If you dot source this script into your PowerShell console (. .\FileWatcher_Events.ps1) you should be able to see it in action. Be sure to change the file path and log file path in the $watcher instance and $DeleteAction to something relevant for your environment. Once sourced you can use the Get-EventSubscriber cmdlet to see the subscriptions for ‘FileCreated’ and ‘FileDeleted’. You can test the event subscriptions with the following PowerShell code

"Hello?" | Out-File D:\PowerShell\Temp\Calling.txt

This will almost immeadeately create a directory named Calling. Two seconds later you should see the Calling.txt file moved into the Calling directory. The ‘FileCreated’ action contains a Move-Item statement which performs a copy and a delete. As such you should see the DeleteActionLog.txt file now contain a line “File Deleted: D:\PowerShell\Temp\Calling.txt.

You can also unregister the two subscriptions using the Unregister-Event cmdlet. Although there are seperate cmdlets for creation of subscription the other cmdlets work the same for all types of subscriptions. You can unregister them one at a time or you can unregister en masse using the pipeline.

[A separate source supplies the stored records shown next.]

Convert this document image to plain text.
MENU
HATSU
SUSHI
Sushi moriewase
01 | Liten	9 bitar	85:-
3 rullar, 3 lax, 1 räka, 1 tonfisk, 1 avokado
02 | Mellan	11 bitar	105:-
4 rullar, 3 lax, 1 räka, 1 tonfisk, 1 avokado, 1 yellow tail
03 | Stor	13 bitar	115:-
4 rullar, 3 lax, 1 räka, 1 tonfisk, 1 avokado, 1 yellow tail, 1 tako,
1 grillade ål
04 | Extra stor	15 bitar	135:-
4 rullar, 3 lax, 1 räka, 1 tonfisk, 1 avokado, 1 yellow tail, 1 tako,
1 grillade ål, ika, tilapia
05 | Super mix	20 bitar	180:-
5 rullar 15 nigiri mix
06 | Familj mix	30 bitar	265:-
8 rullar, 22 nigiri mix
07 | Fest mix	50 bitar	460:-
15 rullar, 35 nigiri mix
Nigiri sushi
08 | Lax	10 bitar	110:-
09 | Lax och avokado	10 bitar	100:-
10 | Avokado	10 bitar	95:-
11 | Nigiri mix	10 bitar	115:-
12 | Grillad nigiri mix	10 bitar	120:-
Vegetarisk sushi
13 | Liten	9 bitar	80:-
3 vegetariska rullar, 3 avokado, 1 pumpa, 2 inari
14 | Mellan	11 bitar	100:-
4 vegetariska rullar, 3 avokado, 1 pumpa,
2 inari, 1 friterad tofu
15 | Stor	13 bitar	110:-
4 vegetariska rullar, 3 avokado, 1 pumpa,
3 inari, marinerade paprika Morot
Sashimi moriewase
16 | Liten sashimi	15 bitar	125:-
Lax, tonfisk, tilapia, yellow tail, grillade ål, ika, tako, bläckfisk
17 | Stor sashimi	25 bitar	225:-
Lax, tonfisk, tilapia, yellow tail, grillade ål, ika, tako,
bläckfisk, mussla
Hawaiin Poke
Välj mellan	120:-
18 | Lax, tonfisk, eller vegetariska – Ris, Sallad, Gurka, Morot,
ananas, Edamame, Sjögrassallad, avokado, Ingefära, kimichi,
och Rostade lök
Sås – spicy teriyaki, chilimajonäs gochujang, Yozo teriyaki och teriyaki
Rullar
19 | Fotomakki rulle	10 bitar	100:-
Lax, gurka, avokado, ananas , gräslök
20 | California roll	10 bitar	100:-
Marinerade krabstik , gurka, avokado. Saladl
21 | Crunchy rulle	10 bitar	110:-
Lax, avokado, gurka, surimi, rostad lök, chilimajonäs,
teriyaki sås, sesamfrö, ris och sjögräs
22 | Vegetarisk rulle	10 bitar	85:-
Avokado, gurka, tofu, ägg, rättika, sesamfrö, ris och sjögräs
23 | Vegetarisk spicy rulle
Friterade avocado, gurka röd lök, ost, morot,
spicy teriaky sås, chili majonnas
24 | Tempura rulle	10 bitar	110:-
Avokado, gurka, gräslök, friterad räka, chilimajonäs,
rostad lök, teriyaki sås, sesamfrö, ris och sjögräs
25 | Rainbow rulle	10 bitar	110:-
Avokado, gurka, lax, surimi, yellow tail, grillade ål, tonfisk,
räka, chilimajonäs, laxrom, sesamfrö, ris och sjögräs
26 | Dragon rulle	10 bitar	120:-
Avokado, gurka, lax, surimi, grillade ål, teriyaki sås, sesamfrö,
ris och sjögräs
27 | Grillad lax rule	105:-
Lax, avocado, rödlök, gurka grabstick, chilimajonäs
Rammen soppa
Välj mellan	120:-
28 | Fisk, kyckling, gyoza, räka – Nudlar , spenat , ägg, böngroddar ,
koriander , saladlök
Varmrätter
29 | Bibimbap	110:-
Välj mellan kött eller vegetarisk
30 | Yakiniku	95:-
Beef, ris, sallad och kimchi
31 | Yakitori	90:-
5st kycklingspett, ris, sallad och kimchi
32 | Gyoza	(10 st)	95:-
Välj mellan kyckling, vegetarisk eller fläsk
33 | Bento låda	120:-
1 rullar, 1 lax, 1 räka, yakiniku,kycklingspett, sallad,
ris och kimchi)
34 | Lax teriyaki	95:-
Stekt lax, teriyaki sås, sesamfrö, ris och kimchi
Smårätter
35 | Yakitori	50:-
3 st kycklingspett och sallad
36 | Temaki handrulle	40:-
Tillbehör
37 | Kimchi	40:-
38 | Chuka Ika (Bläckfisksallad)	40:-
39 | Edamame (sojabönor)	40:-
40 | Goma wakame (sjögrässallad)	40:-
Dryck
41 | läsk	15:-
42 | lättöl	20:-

Unregister-Event -SourceIdentifier FileCreated
Get-EventSubscriber | Unregister-Event

PowerShell eventing is a powerful aspect of PowerShell. It is one of the aspects of PowerShell that I have been trying to gain a better understanding of. In combination with the deployment strategy that I have been working with, and wrote about earlier, eventing can be very efficient, timely, and useful. Let me know in the comments what resources you’ve discovered for learning and deploying PowerShell eventing?


2 responses to “PowerShell Events with .NET (Events: Part 1)

  1. Hi

    It is a very good article. I was trying invoke a powershell script whenever there is a change in a folder. I have modified your createdaction as follows.

    $CreatedAction =
    Start-Job $ScriptLoc\$FilenamewithoutExtn.ps1
    Get-Job -State Running | Wait-Job

    But it doesn’t work as intended

    My script file will just display a message. ([system.windows.forms.messagebox]::show(“Hello, Test1!”)).

    Can you please guide that where am i missing?

    • I’ve only just started to scratch the surface of eventing under PowerShell, and my knowledge is still superficial at best. However I believe that the scriptblock that is specified for the -Action parameter in the event registration spawns a new Runspace. What I’m not real clear on is how Runspaces, Sessions, and scope across all of that really shakeout.

      Given that I do see 2 possible issues with your code snippet. The $ScriptLoc variable may not be scoped in such a way that the value you specify elsewhere in your code is visible to the scriptblock that makes up your action. You might want to look at help about_scopes for more information there. You could try, at least for validating, using a real path i.e. C:\MyScriptsFolder\$FilenamewithoutExtn.ps1.

      The other potential issue is the Start-Job command creates a new Session, from your new Runspace, created from the event action scriptblock. Without seeing more of your code or doing more testing I’m not sure what the experience there would be. However I do think using the messagebox static method like you are in your Start-Job, as well as within the Action script block, would not display anywhere. This is because it would be in a session that would not be interactive with your desktop. You might want to do some basic testing with Write-Host or Out-File to test how your code is working in this situation.

      Hope that helps put you in the right direction. Thanks for stopping by.